JD.com, Tencent drag Hong Kong stocks as China slowdown dents earnings, BlackRock cuts view on market outlook
- Alibaba, Tencent, JD.com lead losses as Covid-induced lockdowns hit corporate earnings
- Money managers at BlackRock see more downside to China economy after downgrading views on local, developed market stocks
Hong Kong stocks fell for the second day as investors braced for more signs of weaker earnings from tech companies after China’s Covid-induced slowdown forced more global strategists to turn cautious on equities.
The Hang Seng Index declined 1.4 per cent to 20,187.37 at the local noon trading break, set for the first back-to-back losses in two weeks. The Tech Index retreated 2 per cent, while the Shanghai Composite Index fell 1.1 per cent.
Alibaba Group Holding slipped 0.9 per cent to HK$84.30 and JD.com fell 3.4 per cent to HK$205.60. Tencent Holdings dropped 1.6 per cent to HK$341.40 after Barclays downgraded its rating on its US-listed shares, citing stalling growth in key businesses.
About 70 per cent of the members on the MSCI China Index have reported earnings as of Monday, according to Bloomberg data. Its 744 constituents generated 1.4 per cent profit growth on average, with more than half of them trailing consensus estimates.
Video-sharing platform Kuaishou and online gaming group NetEase are set to announce their quarterly results on Tuesday. Kuaishou fell 0.8 per cent to HK$65.40 while NetEase weakened 1.2 per cent to HK$152.
Chinese electric-vehicle start-up XPeng slumped 7.4 per cent to HK$84.15. Net loss widened to 1.7 billion yuan (US$255 million) from 786.6 million yuan a year earlier and was slightly worse than analysts’ estimate of 1.67 billion yuan.
“We expect China’s deteriorating economic outlook to be a drag on global growth and we think consensus forecasts for China’s 2022 GDP growth are likely to get revised down,” global strategists including Wei Li at BlackRock wrote on Monday.
Economists including those at Goldman Sachs, UBS and JPMorgan have trimmed their growth forecasts for China this year as the cost of Covid-19 lockdowns snowballed. BlackRock, the world’s biggest money manager, downgraded its view on China and developed markets stocks this month.
Goldman cut its forecast to 4 per cent from 4.5 per cent, while UBS lowered its full-year target to 3 per cent from 4.2 per cent, citing the impact of zero-Covid policy, according to Bloomberg data.

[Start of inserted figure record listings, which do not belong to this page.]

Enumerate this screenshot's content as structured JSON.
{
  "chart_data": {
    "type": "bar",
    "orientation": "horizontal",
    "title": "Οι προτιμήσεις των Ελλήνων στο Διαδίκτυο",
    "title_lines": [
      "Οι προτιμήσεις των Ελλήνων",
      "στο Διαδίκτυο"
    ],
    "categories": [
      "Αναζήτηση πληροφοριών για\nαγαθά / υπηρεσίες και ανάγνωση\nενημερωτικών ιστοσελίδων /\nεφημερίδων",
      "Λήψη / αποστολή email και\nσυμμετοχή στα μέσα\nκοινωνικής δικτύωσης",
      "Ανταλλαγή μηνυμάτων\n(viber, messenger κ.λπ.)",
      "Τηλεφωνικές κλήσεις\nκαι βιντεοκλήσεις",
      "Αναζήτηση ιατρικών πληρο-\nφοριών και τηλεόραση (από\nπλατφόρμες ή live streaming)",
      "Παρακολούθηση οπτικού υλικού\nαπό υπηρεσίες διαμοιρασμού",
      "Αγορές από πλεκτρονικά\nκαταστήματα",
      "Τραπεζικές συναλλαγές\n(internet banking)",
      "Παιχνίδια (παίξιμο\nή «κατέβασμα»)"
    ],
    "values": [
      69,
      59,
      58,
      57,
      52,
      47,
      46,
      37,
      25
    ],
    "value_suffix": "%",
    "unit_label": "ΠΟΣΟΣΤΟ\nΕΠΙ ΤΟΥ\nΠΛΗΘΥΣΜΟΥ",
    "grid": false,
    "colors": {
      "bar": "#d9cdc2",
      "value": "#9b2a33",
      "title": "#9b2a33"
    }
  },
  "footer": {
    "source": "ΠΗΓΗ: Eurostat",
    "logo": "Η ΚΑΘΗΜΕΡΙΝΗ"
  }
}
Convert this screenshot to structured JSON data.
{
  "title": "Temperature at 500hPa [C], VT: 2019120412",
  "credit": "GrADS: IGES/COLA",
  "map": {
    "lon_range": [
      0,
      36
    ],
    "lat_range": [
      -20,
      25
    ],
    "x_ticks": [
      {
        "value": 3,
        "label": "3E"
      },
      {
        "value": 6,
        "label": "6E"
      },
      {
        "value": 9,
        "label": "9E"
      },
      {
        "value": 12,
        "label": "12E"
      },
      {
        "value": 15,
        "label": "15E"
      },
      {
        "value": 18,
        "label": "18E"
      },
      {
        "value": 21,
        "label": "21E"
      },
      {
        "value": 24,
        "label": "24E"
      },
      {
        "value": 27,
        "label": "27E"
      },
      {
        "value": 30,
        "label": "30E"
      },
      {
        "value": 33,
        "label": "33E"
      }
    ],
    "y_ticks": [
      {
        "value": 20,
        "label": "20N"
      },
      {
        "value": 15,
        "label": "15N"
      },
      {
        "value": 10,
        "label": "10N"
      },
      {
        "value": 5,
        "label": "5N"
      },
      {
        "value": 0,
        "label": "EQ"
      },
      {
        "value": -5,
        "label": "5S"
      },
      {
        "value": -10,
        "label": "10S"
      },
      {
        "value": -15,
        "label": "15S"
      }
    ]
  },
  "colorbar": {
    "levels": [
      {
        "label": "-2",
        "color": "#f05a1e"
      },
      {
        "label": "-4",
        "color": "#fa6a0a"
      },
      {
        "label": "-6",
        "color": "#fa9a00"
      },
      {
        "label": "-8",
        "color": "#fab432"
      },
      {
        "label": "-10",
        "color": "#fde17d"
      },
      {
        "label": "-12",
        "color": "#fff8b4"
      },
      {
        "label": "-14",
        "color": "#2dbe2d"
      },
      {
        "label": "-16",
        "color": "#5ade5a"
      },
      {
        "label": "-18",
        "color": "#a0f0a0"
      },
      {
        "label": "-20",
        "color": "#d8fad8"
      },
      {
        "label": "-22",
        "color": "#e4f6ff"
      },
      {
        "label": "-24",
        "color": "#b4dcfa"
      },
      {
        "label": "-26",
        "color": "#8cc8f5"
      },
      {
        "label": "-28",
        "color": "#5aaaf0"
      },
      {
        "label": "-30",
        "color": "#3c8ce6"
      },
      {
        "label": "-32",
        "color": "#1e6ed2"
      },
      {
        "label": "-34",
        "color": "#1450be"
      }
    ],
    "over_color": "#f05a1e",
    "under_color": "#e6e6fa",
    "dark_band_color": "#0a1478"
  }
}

Barclays trimmed its 12-month price target for Tencent to US$44 from US$55, according to Bloomberg, leaving little upside to the current price of US$43.64. The WeChat operator’s key growth engines were sputtering and domestic gaming and advertising businesses had already stalled, the Bloomberg report showed.
Elsewhere, Great Wall Motor soared 7.8 per cent to HK$12.74, while Geely Auto jumped 5.3 per cent to HK$14.36. Auto stocks are seen as beneficiaries of tax relief measures to stabilise the economy, including a cut on purchase tax on passenger vehicles, Xinhua News reported on Tuesday, after a State Council meeting chaired by Premier Li Keqiang.
Two stocks started trading in Shenzhen. Chongqing Yuxin Pingrui Electronic Co surged 123 per cent to 57.18 yuan, while Hubei DOTI Micro Technology Co soared 97 per cent to 45.15 yuan.